Bangkok is a big, weird, dirty, confusing place. We landed last week and immediately became dizzy and disoriented; whereas the public transportation in Singapore was super efficient and easy to use and labeled in many languages, directing its diverse constituents around a clean and modern city... Bangkok was more or less the exact opposite. ALL signs in squiggly Thai, totally confusing layout, dirty and crowded and noisy as hell. To top it off, most people don't speak English here, so it's hard to know who to turn to for help.

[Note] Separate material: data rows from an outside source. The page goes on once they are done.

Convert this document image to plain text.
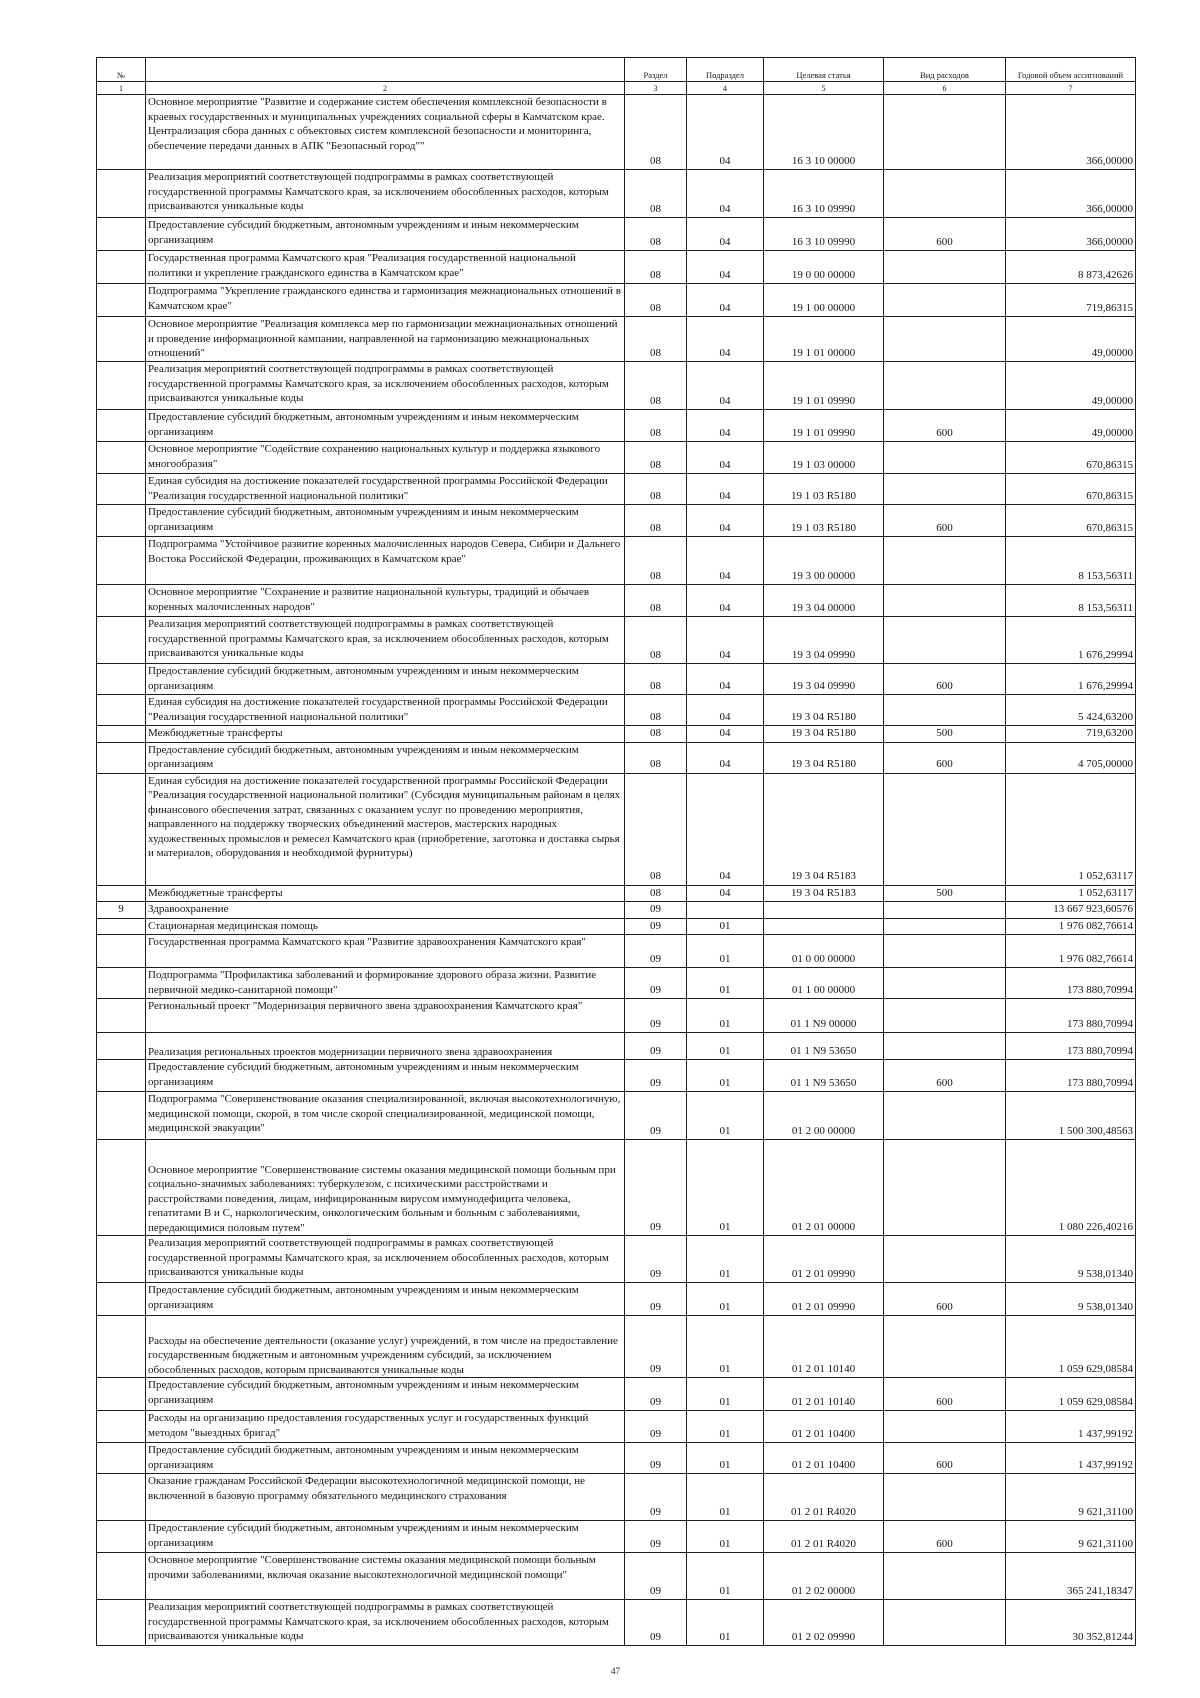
№		Раздел	Подраздел	Целевая статья	Вид расходов	Годовой объем ассигнований
1	2	3	4	5	6	7
	Основное мероприятие "Развитие и содержание систем обеспечения комплексной безопасности в краевых государственных и муниципальных учреждениях социальной сферы в Камчатском крае. Централизация сбора данных с объектовых систем комплексной безопасности и мониторинга, обеспечение передачи данных в АПК "Безопасный город""	08	04	16 3 10 00000		366,00000
	Реализация мероприятий соответствующей подпрограммы в рамках соответствующей государственной программы Камчатского края, за исключением обособленных расходов, которым присваиваются уникальные коды	08	04	16 3 10 09990		366,00000
	Предоставление субсидий бюджетным, автономным учреждениям и иным некоммерческим организациям	08	04	16 3 10 09990	600	366,00000
	Государственная программа Камчатского края "Реализация государственной национальной политики и укрепление гражданского единства в Камчатском крае"	08	04	19 0 00 00000		8 873,42626
	Подпрограмма "Укрепление гражданского единства и гармонизация межнациональных отношений в Камчатском крае"	08	04	19 1 00 00000		719,86315
	Основное мероприятие "Реализация комплекса мер по гармонизации межнациональных отношений и проведение информационной кампании, направленной на гармонизацию межнациональных отношений"	08	04	19 1 01 00000		49,00000
	Реализация мероприятий соответствующей подпрограммы в рамках соответствующей государственной программы Камчатского края, за исключением обособленных расходов, которым присваиваются уникальные коды	08	04	19 1 01 09990		49,00000
	Предоставление субсидий бюджетным, автономным учреждениям и иным некоммерческим организациям	08	04	19 1 01 09990	600	49,00000
	Основное мероприятие "Содействие сохранению национальных культур и поддержка языкового многообразия"	08	04	19 1 03 00000		670,86315
	Единая субсидия на достижение показателей государственной программы Российской Федерации "Реализация государственной национальной политики"	08	04	19 1 03 R5180		670,86315
	Предоставление субсидий бюджетным, автономным учреждениям и иным некоммерческим организациям	08	04	19 1 03 R5180	600	670,86315
	Подпрограмма "Устойчивое развитие коренных малочисленных народов Севера, Сибири и Дальнего Востока Российской Федерации, проживающих в Камчатском крае"	08	04	19 3 00 00000		8 153,56311
	Основное мероприятие "Сохранение и развитие национальной культуры, традиций и обычаев коренных малочисленных народов"	08	04	19 3 04 00000		8 153,56311
	Реализация мероприятий соответствующей подпрограммы в рамках соответствующей государственной программы Камчатского края, за исключением обособленных расходов, которым присваиваются уникальные коды	08	04	19 3 04 09990		1 676,29994
	Предоставление субсидий бюджетным, автономным учреждениям и иным некоммерческим организациям	08	04	19 3 04 09990	600	1 676,29994
	Единая субсидия на достижение показателей государственной программы Российской Федерации "Реализация государственной национальной политики"	08	04	19 3 04 R5180		5 424,63200
	Межбюджетные трансферты	08	04	19 3 04 R5180	500	719,63200
	Предоставление субсидий бюджетным, автономным учреждениям и иным некоммерческим организациям	08	04	19 3 04 R5180	600	4 705,00000
	Единая субсидия на достижение показателей государственной программы Российской Федерации "Реализация государственной национальной политики" (Субсидия муниципальным районам в целях финансового обеспечения затрат, связанных с оказанием услуг по проведению мероприятия, направленного на поддержку творческих объединений мастеров, мастерских народных художественных промыслов и ремесел Камчатского края (приобретение, заготовка и доставка сырья и материалов, оборудования и необходимой фурнитуры)	08	04	19 3 04 R5183		1 052,63117
	Межбюджетные трансферты	08	04	19 3 04 R5183	500	1 052,63117
9	Здравоохранение	09				13 667 923,60576
	Стационарная медицинская помощь	09	01			1 976 082,76614
	Государственная программа Камчатского края "Развитие здравоохранения Камчатского края"	09	01	01 0 00 00000		1 976 082,76614
	Подпрограмма "Профилактика заболеваний и формирование здорового образа жизни. Развитие первичной медико-санитарной помощи"	09	01	01 1 00 00000		173 880,70994
	Региональный проект "Модернизация первичного звена здравоохранения Камчатского края"	09	01	01 1 N9 00000		173 880,70994
	Реализация региональных проектов модернизации первичного звена здравоохранения	09	01	01 1 N9 53650		173 880,70994
	Предоставление субсидий бюджетным, автономным учреждениям и иным некоммерческим организациям	09	01	01 1 N9 53650	600	173 880,70994
	Подпрограмма "Совершенствование оказания специализированной, включая высокотехнологичную, медицинской помощи, скорой, в том числе скорой специализированной, медицинской помощи, медицинской эвакуации"	09	01	01 2 00 00000		1 500 300,48563
	Основное мероприятие "Совершенствование системы оказания медицинской помощи больным при социально-значимых заболеваниях: туберкулезом, с психическими расстройствами и расстройствами поведения, лицам, инфицированным вирусом иммунодефицита человека, гепатитами В и С, наркологическим, онкологическим больным и больным с заболеваниями, передающимися половым путем"	09	01	01 2 01 00000		1 080 226,40216
	Реализация мероприятий соответствующей подпрограммы в рамках соответствующей государственной программы Камчатского края, за исключением обособленных расходов, которым присваиваются уникальные коды	09	01	01 2 01 09990		9 538,01340
	Предоставление субсидий бюджетным, автономным учреждениям и иным некоммерческим организациям	09	01	01 2 01 09990	600	9 538,01340
	Расходы на обеспечение деятельности (оказание услуг) учреждений, в том числе на предоставление государственным бюджетным и автономным учреждениям субсидий, за исключением обособленных расходов, которым присваиваются уникальные коды	09	01	01 2 01 10140		1 059 629,08584
	Предоставление субсидий бюджетным, автономным учреждениям и иным некоммерческим организациям	09	01	01 2 01 10140	600	1 059 629,08584
	Расходы на организацию предоставления государственных услуг и государственных функций методом "выездных бригад"	09	01	01 2 01 10400		1 437,99192
	Предоставление субсидий бюджетным, автономным учреждениям и иным некоммерческим организациям	09	01	01 2 01 10400	600	1 437,99192
	Оказание гражданам Российской Федерации высокотехнологичной медицинской помощи, не включенной в базовую программу обязательного медицинского страхования	09	01	01 2 01 R4020		9 621,31100
	Предоставление субсидий бюджетным, автономным учреждениям и иным некоммерческим организациям	09	01	01 2 01 R4020	600	9 621,31100
	Основное мероприятие "Совершенствование системы оказания медицинской помощи больным прочими заболеваниями, включая оказание высокотехнологичной медицинской помощи"	09	01	01 2 02 00000		365 241,18347
	Реализация мероприятий соответствующей подпрограммы в рамках соответствующей государственной программы Камчатского края, за исключением обособленных расходов, которым присваиваются уникальные коды	09	01	01 2 02 09990		30 352,81244
47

[sidenote: the language barrier is fine by us-- it's a little imperialistic to expect English out of everyone, and anyway J has been brushing up on his Thai with a handy phrasebook, so mostly we're okay. It was interesting, though, coming from Singapore-- where everyone speaks several languages and they even have public service billboards asking, "How well does your child speak English?" with a cute Malay kid next to an empty speech bubble. It just doesn't appear that the language barrier is a big concern here, for so many reasons-- variety of ethnic groups and economic classes, perceived differences between urban and provincial Thais, anti-western sentiments in the media and the government, who knows what else. I'm reading a great book right now called "Thailand Unhinged" about all this stuff.]

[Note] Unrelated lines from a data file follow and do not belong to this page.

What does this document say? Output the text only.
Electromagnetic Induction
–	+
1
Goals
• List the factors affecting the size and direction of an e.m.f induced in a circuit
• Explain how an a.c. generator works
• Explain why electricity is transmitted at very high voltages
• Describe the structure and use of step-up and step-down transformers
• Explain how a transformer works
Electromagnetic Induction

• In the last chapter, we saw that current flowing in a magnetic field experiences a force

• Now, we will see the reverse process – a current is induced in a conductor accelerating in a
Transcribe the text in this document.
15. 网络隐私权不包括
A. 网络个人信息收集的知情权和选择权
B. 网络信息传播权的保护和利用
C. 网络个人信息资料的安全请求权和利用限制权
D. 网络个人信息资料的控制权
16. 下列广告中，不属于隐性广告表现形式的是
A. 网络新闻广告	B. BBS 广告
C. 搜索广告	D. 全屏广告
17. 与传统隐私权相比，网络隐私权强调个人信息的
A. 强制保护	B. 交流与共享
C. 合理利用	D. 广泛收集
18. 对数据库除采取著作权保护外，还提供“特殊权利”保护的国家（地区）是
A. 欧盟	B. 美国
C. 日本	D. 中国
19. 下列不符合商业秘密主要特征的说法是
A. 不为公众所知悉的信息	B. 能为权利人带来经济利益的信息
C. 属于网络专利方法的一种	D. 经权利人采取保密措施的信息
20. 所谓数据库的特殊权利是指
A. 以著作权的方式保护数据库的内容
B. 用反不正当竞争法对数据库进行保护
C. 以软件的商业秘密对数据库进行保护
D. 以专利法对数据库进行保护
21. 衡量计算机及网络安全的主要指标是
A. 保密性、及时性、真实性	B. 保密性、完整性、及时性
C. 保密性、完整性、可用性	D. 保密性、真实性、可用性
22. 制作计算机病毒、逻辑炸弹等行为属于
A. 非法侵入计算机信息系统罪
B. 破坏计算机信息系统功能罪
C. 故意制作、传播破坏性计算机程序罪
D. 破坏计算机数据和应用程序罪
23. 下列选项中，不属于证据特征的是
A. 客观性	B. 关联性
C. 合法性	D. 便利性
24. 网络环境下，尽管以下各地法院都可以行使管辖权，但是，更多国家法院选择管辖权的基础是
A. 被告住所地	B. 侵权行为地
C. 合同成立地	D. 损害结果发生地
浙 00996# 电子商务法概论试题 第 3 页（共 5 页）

What makes it even harder to get around-- the people who DO speak any bit of English are the ones trying to bamboozle you! The very second we stepped out of the train station, a man came up to us out of nowhere and offered a veritable fountain of information-- he even took our map and circled all the temples and interesting sights, where to get something to eat, where to stay in the city, where the "government tourism agency" was, etc. He said that Banglampur (the neighborhood where we were headed) was flooded, and that people were leaving in droves to stay in other parts of the city. He sent us on a sort of wild goose chase, and in the end we discovered that our 'hood was not flooded, that people were not fleeing, and that he had just been trying to sell us some ridiculous vacation package. If that sounds frustrating, imagine that it happened four or five more times, mostly with tuk-tuk drivers (a tuk-tuk is a gassy, sputtering three-wheeled motorcycle taxi found all over Thailand. The drivers harangue you incessantly with "Hey you! Where you go!" over and over again) who will basically tell you anything so that you'll hop on for the ride. We were inadvertently taken to tailor shops and coerced into having suits made (somehow we resisted..) taken to temples that were only open to westerners for "government holiday", told to go south, told to go north, told all sorts of untruths and misled in every direction. It's a little disheartening, being in a new and unfamiliar place and feeling like you can't trust anyone you meet.

In the end, we bought (and overpaid for) bus tickets to Krabi, on the southern Andaman Coast. The lady who sold us the tickets also convinced us to book two weeks at a little bungalow stay in this tiny beach town, which was unwise of us to agree upon because it's been raining more or less every day we've been here and there isn't a whole lot to do but wait it out.

We'll try to figure out somewhere else to go, if the rain doesn't let up. Missing my family, missing my friends, trying to keep a chin up, even in the rain..

11:49AM
Ao Nang, Thailand

PS - In other news, Amanda Knox was just released! I don't know if anybody else has been following that story but I just saw the verdict and shed a happy little tear for her... You go girl!